For the generic interconnect the combination of FPGAs with high bandwidth optoelectronics enables an intelligent communications interface to be constructed which allows the maximisation of the ultra high throughput available. In turn this enables real time optimisation and load balancing of the whole machine over a range of computational models.

### 5. Discussion

Free space optical interconnects appear to offer a tremendous enhancement in all fields of computation and raise interesting computer science and architecture issues. There are many engineering issues to be confronted before such interconnects can be routinely deployed. Alignment tolerances both at set up and during operation remain a difficult problem outside of the laboratory environment. The main approaches followed today include rigid passive integrated structures or active alignment techniques [8]. Although such techniques may appear difficult and expensive, one must remember that something as cheap and commonplace as a CD player uses precisely these adaptive optics to maintain spot tracking even on portable machines!

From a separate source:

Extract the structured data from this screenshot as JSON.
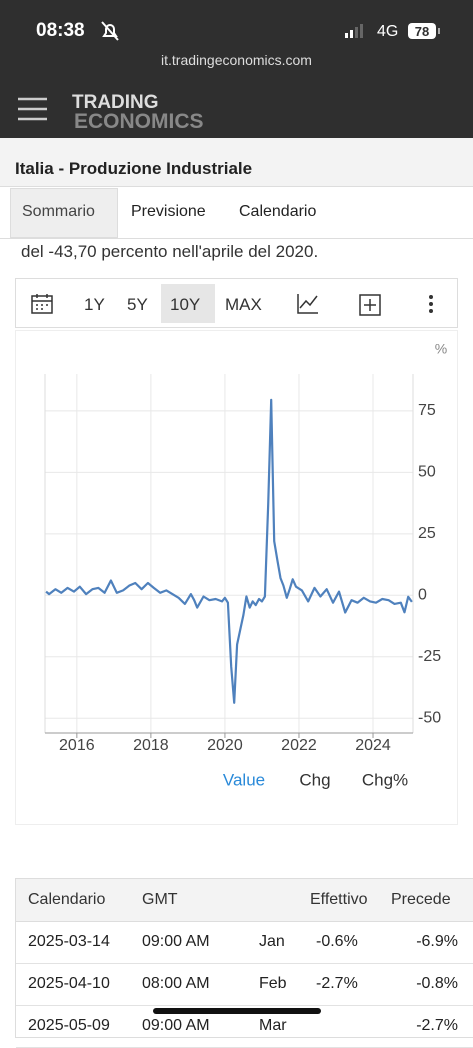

This paper has described free space interconnect techniques for the non-specialist reader and qualitatively considered the possibility of combining FPGAs with optoelectronics. Three novel systems have been considered in which the combination of reconfigurability with the high bandwidths and interconnectivities offered by optics enable new architectures.

# References

- Miller, D. A. B., Ozaktas, H. M.: Limit to the Bit-Rate Capacity of Electrical Interconnects from the Aspect Ratio of the System Architecture, Journal Of Parallel And Distributed Computing, 41, No. 1, pp. 42–52, (1997).
- Makiuchi, M., Hamaguchi, H., Kumai, T., Aoki, O., Oikawa, Y., Wada, O.: GaInAs pin Photodiode/GaAs Preamplifier Photoreceiver for Gigabit-rate Communications Systems using Flip-Chip Bonding Techniques, Electronics Letters, volume 24, number 16, pages 995-996, (August 4th 1988).
- Gourlay, J., Yang, T., Dines, J. A. B, Snowdon, J. F., Walker, A. C.: Development of Free-Space Digital Optics in Computing, Computer, 31, 2, pp. 38-44, (1998).
- 4. Akl, S.G.: Parallel sorting algorithms, Academic Press, (1985).
- Webb, R.P., Waddie, A.J., Symington, K.J., Taghizadeh, M.R., Snowdon, J.F.: An Optoelectronic Neural Network Scheduler for Packet Switches, Submitted to Applied Optics, (May 1999).
- Taghizadeh, M., Turunen, J.: Synthetic Diffractive Elements for Optical Interconnection, Optical Computing and Processing, 2 (4), pp. 221-242, (1992).
- Dines, J.A.B; Snowdon, J.F; Desmulliez, M.P.Y; Barsky, D.B; Shafarenko, A.V., Jesshope, C.R.: Optical interconnectivity in a scalable data-parallel system, Journal of Parallel and Distributed Computing, 41, pp. 120-130, (1997).
- Yang, T. Y., Gourlay, J., Walker, A. C.: Adaptive Alignment with 6-Degrees of Freedom in Free-Space Optoelectronic Interconnects, OSA Technical Digest, Optics in Computing, pp. 8-10, Snowmass, (April 1999).